Lasers enable engineers to weld ceramics

Researchers use an ultrafast pulsed laser to melt ceramic materials along the interface and fuse them together.

Laser welded ceramic assembly consisting of a transparent cylindrical cap joined to a ceramic tube.
Laser welded ceramic assembly consisting of a transparent cylindrical cap joined to a ceramic tube.
Garay lab/UC San Diego Jacobs School of Engineering

Metal-free pacemakers. Smartphones that don't scratch or shatter. Electronics for space and other harsh environments. These could all be made possible thanks to a new ceramic welding technology developed by a team of engineers at the University of California San Diego and the University of California Riverside.

The process, published in the Aug. 23 issue of Science, uses an ultrafast pulsed laser to melt ceramic materials along the interface and fuse them together. It works in ambient conditions and uses less than 50W of laser power, making it more practical than current ceramic welding methods that require heating the parts in a furnace.

Ceramics have been fundamentally challenging to weld together because they need extremely high temperatures to melt, exposing them to extreme temperature gradients that cause cracking, explained senior author Javier E. Garay, a professor of mechanical engineering and materials science and engineering at UC San Diego, who led the work in collaboration with UC Riverside professor and chair of mechanical engineering Guillermo Aguilar.

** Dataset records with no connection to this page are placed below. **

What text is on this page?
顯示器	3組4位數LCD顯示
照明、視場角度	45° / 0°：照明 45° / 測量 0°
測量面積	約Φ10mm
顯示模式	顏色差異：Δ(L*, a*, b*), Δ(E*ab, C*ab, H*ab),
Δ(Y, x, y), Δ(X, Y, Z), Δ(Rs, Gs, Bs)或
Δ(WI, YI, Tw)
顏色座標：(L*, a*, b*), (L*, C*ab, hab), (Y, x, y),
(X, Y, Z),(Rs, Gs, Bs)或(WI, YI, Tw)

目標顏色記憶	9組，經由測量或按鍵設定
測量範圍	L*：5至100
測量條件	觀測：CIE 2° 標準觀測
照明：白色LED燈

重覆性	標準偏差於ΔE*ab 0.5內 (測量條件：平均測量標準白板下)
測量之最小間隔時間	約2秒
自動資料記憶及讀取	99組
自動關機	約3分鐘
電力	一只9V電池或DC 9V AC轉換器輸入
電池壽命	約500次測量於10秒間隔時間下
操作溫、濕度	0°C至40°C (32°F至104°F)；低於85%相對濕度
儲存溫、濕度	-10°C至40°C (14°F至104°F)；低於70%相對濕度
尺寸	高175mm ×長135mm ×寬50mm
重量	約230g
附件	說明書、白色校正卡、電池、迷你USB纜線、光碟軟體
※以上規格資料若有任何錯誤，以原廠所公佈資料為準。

Ceramic materials are of great interest because they are biocompatible, extremely hard and shatter resistant, making them ideal for biomedical implants and protective casings for electronics. However, current ceramic welding procedures are not conducive to making such devices.

"Right now there is no way to encase or seal electronic components inside ceramics because you would have to put the entire assembly in a furnace, which would end up burning the electronics," Garay says.

Garay, Aguilar, and colleagues' solution was to aim a series of short laser pulses along the interface between two ceramic parts so that heat builds up only at the interface and causes localized melting. They call their method ultrafast pulsed laser welding.

To make it work, the researchers had to optimize two aspects: the laser parameters (exposure time, number of laser pulses, and duration of pulses) and the transparency of the ceramic material. With the right combination, the laser energy couples strongly to the ceramic, allowing welds to be made using low laser power (less than 50W) at room temperature.

© David Baillot/UC San Diego Jacobs School of Engineering
Optical transmission through a transparent ceramic (left) vs. a traditional opaque ceramic (right).

"The sweet spot of ultrafast pulses was two picoseconds at the high repetition rate of one megahertz, along with a moderate total number of pulses. This maximized the melt diameter, minimized material ablation, and timed cooling just right for the best weld possible," Aguilar says.

"By focusing the energy right where we want it, we avoid setting up temperature gradients throughout the ceramic, so we can encase temperature-sensitive materials without damaging them," Garay says.

As a proof of concept, the researchers welded a transparent cylindrical cap to the inside of a ceramic tube. Tests showed that the welds are strong enough to hold vacuum.

"The vacuum tests we used on our welds are the same tests that are used in industry to validate seals on electronic and optoelectronic devices," says first author Elias Penilla, who worked on the project as a postdoctoral researcher in Garay's research group at UC San Diego.

The process has so far only been used to weld small ceramic parts that are less than two centimeters in size. Future plans will involve optimizing the method for larger scales, as well as for different types of materials and geometries.

Paper title: "Ultrafast Laser Welding of Ceramics." Co-authors include A. T. Wieg, P. Sellappan and Y. Kodera, UC San Diego; and L. F. Devia-Cruz, P. Martinez and N. Cuando-Espitia, UC Riverside.

This work was funded by Defense Advanced Research Projects Agency (DARPA contract HR0011-16-2-0018), the National Science Foundation (NSF-PIRE grant 1545852) and UC Riverside Office of Research and Economic Development.